Testimonios, selectas y aforismos
El grueso de la novela lo constituyen el conjunto de «Testimonios», que forman su Primera Parte, y una selección de escritos del propio Torres, incluidos en la segunda y tercera. De entrada, cabría esperar que aquel primer apartado coral diera acceso a acontecimientos destacados, a valoraciones que ponderaran el talento y las aportaciones del protagonista, o a impresiones emotivas sobre su figura. Nada más lejos.

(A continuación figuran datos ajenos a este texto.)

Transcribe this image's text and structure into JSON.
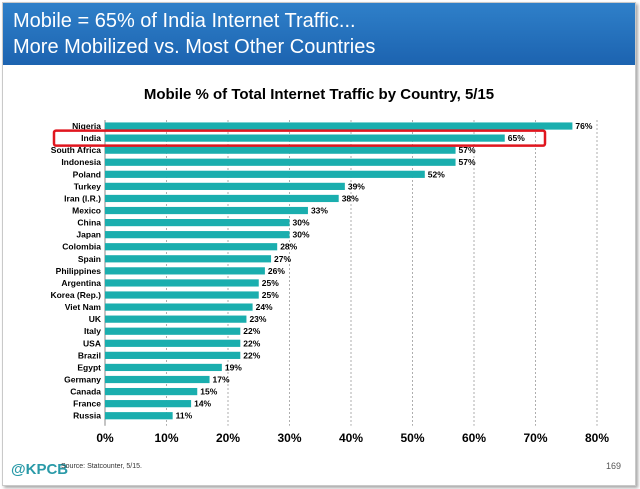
{
  "header": {
    "line1": "Mobile = 65% of India Internet Traffic...",
    "line2": "More Mobilized vs. Most Other Countries"
  },
  "footer": {
    "logo": "@KPCB",
    "source": "Source: Statcounter, 5/15.",
    "page": "169"
  },
  "colors": {
    "bar": "#1aaeae",
    "highlight": "#e0161e",
    "header": "#1f6bb5"
  },
  "chart_data": {
    "type": "bar",
    "orientation": "horizontal",
    "title": "Mobile % of Total Internet Traffic by Country, 5/15",
    "categories": [
      "Nigeria",
      "India",
      "South Africa",
      "Indonesia",
      "Poland",
      "Turkey",
      "Iran (I.R.)",
      "Mexico",
      "China",
      "Japan",
      "Colombia",
      "Spain",
      "Philippines",
      "Argentina",
      "Korea (Rep.)",
      "Viet Nam",
      "UK",
      "Italy",
      "USA",
      "Brazil",
      "Egypt",
      "Germany",
      "Canada",
      "France",
      "Russia"
    ],
    "values": [
      76,
      65,
      57,
      57,
      52,
      39,
      38,
      33,
      30,
      30,
      28,
      27,
      26,
      25,
      25,
      24,
      23,
      22,
      22,
      22,
      19,
      17,
      15,
      14,
      11
    ],
    "value_labels": [
      "76%",
      "65%",
      "57%",
      "57%",
      "52%",
      "39%",
      "38%",
      "33%",
      "30%",
      "30%",
      "28%",
      "27%",
      "26%",
      "25%",
      "25%",
      "24%",
      "23%",
      "22%",
      "22%",
      "22%",
      "19%",
      "17%",
      "15%",
      "14%",
      "11%"
    ],
    "xticks": [
      "0%",
      "10%",
      "20%",
      "30%",
      "40%",
      "50%",
      "60%",
      "70%",
      "80%"
    ],
    "xlim": [
      0,
      80
    ],
    "grid": "vertical dashed",
    "highlighted_category": "India"
  }
}
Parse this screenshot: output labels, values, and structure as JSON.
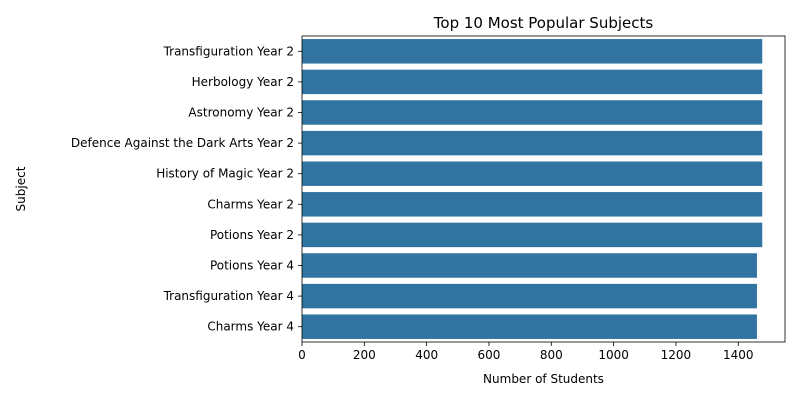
{
  "chart_data": {
    "type": "bar",
    "orientation": "horizontal",
    "title": "Top 10 Most Popular Subjects",
    "xlabel": "Number of Students",
    "ylabel": "Subject",
    "categories": [
      "Transfiguration Year 2",
      "Herbology Year 2",
      "Astronomy Year 2",
      "Defence Against the Dark Arts Year 2",
      "History of Magic Year 2",
      "Charms Year 2",
      "Potions Year 2",
      "Potions Year 4",
      "Transfiguration Year 4",
      "Charms Year 4"
    ],
    "values": [
      1477,
      1477,
      1477,
      1477,
      1477,
      1477,
      1477,
      1460,
      1460,
      1460
    ],
    "xlim": [
      0,
      1550
    ],
    "xticks": [
      0,
      200,
      400,
      600,
      800,
      1000,
      1200,
      1400
    ],
    "bar_color": "#3274a1",
    "grid": false,
    "legend": "none"
  }
}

Desde las diversas perspectivas ensambladas, mediante la recopilación de estos escritos procedentes de un amigo, de su hermano y de su secretario particular, así como por medio de la transcripción de las declaraciones grabadas a su mujer —extraordinaria muestra de la capacidad camaleónica del escritor para retratar un estilo oral en el que se refleja un universo mental anodino—, se diluye cualquier atisbo de grandeza en el personaje biografiado. De esta forma, los recuerdos y declaraciones se convierten en un desmadejado revoltijo de sucesos privados, que nos trasladan el mundo cotidiano e íntimo de Torres y proyectan un medio chato y con frecuencia mezquino, caracterizado por la banalidad, la hipocresía y las vanas aspiraciones.
La segunda y tercera parte de la obra, «Selectas» y «Aforismos, Dichos, etc.», agrupa una variada muestra de los escritos del erudito de San Blas, que harán las delicias del lector. Aquí se halla el mismo origen de este personaje. En efecto, Monterroso lo había ideado veinte años antes de la aparición de esta novela, atribuyéndole algunos disparatados artículos de crítica literaria y breves ensayos, que fueron publicados en la Revista de la Universidad de México y que se incorporaron, de manera natural, a la poliédrica y fragmentaria condición de una novela tan poco convencional. Además de la paródica desmitificación del mundo académico, estas secciones son una excelente muestra de la impronta libresca que acompaña a la creación monterrosiana y que permite establecer un hilo de continuidad con la obra de Borges. Por su parte, los microtextos sentenciosos de Torres, muy en la estela ramoniana, constituyen una maravillosa colección donde se aúnan, de manera sorprendente, la estupidez y el ingenio. Y es que, como apunta Villoro, «el humor de Eduardo Torres tiene la difícil cualidad de parecer involuntario».
La obra se disfraza como una variada compilación de textos procedentes de diversas voces
Fiel heredero de la mejor tradición satírica —Persio, Juvenal, Quevedo, Swift…— Monterroso, a través de la reconstrucción de este alter ego caricaturesco, no deja títere con cabeza. No hay tipo humano, realidad, o institución que quede indemne ante su vivaz mirada crítica. El instrumento es una comicidad que aparece en todas las modalidades imaginables: desde la obscena procacidad, hasta la más sutil e hiriente de las ironías. Por eso, Lo demás es silencio no es plato para todos los gustos, hay que estar dispuesto a salir a su encuentro «manos arriba» —Gabo dixit— con la seguridad de que, en el momento menos esperado, alguna de sus afiladas saetas golpeará donde más nos duele: el propio orgullo. Y entonces, para colmo, quizá solo nos quede como único consuelo ese que suele atribuírsele a los tontos.